"C’était il y a longtemps, bien longtemps… Les mots se rêvaient en histoires." Dans ce roman d’une beauté étincelante, ils jaillissent de la bouche d’une vieille dame nous contant son drame. "Je suis Sonia la Boiteuse, je suis la dernière de ma lignée." Elle vit en Podlachie, une région qui se situe à la frontière entre la Pologne et la Biélorussie. C’est d’ailleurs là qu’est né en 1976 l’auteur surdoué, Ignacy Karpowicz. Reconnu dans son pays, il a grandi au cœur de ce no man’s land, où les langues s’entremêlent dans un règne de non-dits. Celui de Sonia résonne du fond de sa campagne profonde. "Au bout de nulle part, c’est un petit monde à portée des yeux et des oreilles", mais cela fait déjà un moment qu’elle est immunisée contre les rumeurs ou d’anciennes rancœurs.
Cette héroïne, digne des frères Grimm, possède "une rouanne tachetée", un chien, un chat et des poules. "Je n’ai aucun proche, pas de biens, je n’ai rien, mais ce n’est pas bien grave." Sa sagesse semble tout droit sortie de l’école de la vie, elle prône la survie, pas le pathos. Si la solitude constitue sa fidèle compagne, elle se brise face à Igor, ténor du théâtre. Tombé en panne dans ce coin perdu, il se réfugie dans la cabane de Sonia, sans soupçonner qu’elle va lui ouvrir les portes d’un autre monde. L’inspiration du metteur en scène est à sec, mais elle est fécondée par cette rencontre inespérée, et il devient le gardien de sa misérable existence. Sonia "racontait sa vie ordinaire, d’un endroit où les gens ont trop peu vécu, parce que l’histoire s’en était mêlée, et que l’histoire était toujours contre les hommes. Plus encore contre les femmes."
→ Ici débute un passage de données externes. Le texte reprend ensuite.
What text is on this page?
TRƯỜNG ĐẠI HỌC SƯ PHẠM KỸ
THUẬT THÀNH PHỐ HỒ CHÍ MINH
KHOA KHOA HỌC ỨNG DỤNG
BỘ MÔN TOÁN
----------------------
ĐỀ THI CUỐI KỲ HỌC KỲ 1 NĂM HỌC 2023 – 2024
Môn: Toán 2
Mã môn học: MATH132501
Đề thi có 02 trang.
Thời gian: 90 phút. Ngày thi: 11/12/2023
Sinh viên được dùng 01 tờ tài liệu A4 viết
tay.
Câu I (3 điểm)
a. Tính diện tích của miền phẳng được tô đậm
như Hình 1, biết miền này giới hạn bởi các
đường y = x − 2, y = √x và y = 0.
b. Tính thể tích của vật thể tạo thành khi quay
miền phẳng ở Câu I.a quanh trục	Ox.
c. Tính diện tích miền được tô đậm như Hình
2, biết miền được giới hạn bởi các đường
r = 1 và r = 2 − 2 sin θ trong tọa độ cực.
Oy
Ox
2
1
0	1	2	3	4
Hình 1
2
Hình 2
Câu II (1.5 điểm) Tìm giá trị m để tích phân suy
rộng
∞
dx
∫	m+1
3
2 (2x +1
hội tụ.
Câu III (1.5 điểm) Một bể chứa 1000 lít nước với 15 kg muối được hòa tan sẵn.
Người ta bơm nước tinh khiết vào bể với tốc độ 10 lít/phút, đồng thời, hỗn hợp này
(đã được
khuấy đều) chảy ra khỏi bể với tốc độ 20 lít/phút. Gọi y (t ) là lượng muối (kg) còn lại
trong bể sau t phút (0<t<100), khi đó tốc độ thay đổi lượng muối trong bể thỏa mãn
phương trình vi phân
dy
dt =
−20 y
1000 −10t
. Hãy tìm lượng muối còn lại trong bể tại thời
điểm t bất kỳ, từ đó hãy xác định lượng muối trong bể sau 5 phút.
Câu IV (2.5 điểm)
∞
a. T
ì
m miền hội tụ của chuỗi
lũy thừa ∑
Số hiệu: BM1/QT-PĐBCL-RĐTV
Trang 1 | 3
Le jeune écrivain Ignacy Karpowicz saisit parfaitement ces destins broyés. Son roman est construit comme un puzzle, imbriqué dans d’indicibles douleurs recelant l’essence de la violence. Il donne corps à la confrontation entre deux générations, entre la réalité et la création. Celle du dramaturge qui procure un second souffle au récit de Sonia. Son Antigone se cogne aux plaies infligées par l’humanité, mais elle garde son humour et sa dignité.
Elle a été violée par son père et violentée par ses frères. "L’enfance restait à jamais ancrée en l’homme, comme les saisons ou la barbarie." Alors que les nazis ravagent la région, la protagoniste goûte à l’amour interdit. L’idyllique Joachim revêt l’uniforme SS pour participer au massacre des Juifs. L’héroïne avoue qu’elle a "aimé jusqu’à la frontière derrière laquelle il n’y avait plus que le néant".
Son mari Misha voulait la protéger, mais le pire était leur adversaire. Malgré l’horreur, Sonia n’est jamais devenue amère. "La guerre l’avait dévastée, sans pourtant la briser. Elle vivait, car il était simple de mourir." Magnifiquement traduit, ce roman, teinté d’humanité et de poésie, est dédié "aux hommes bons". N’oublions pas qu’ils existent et qu’ils méritent d’être écoutés. K. E.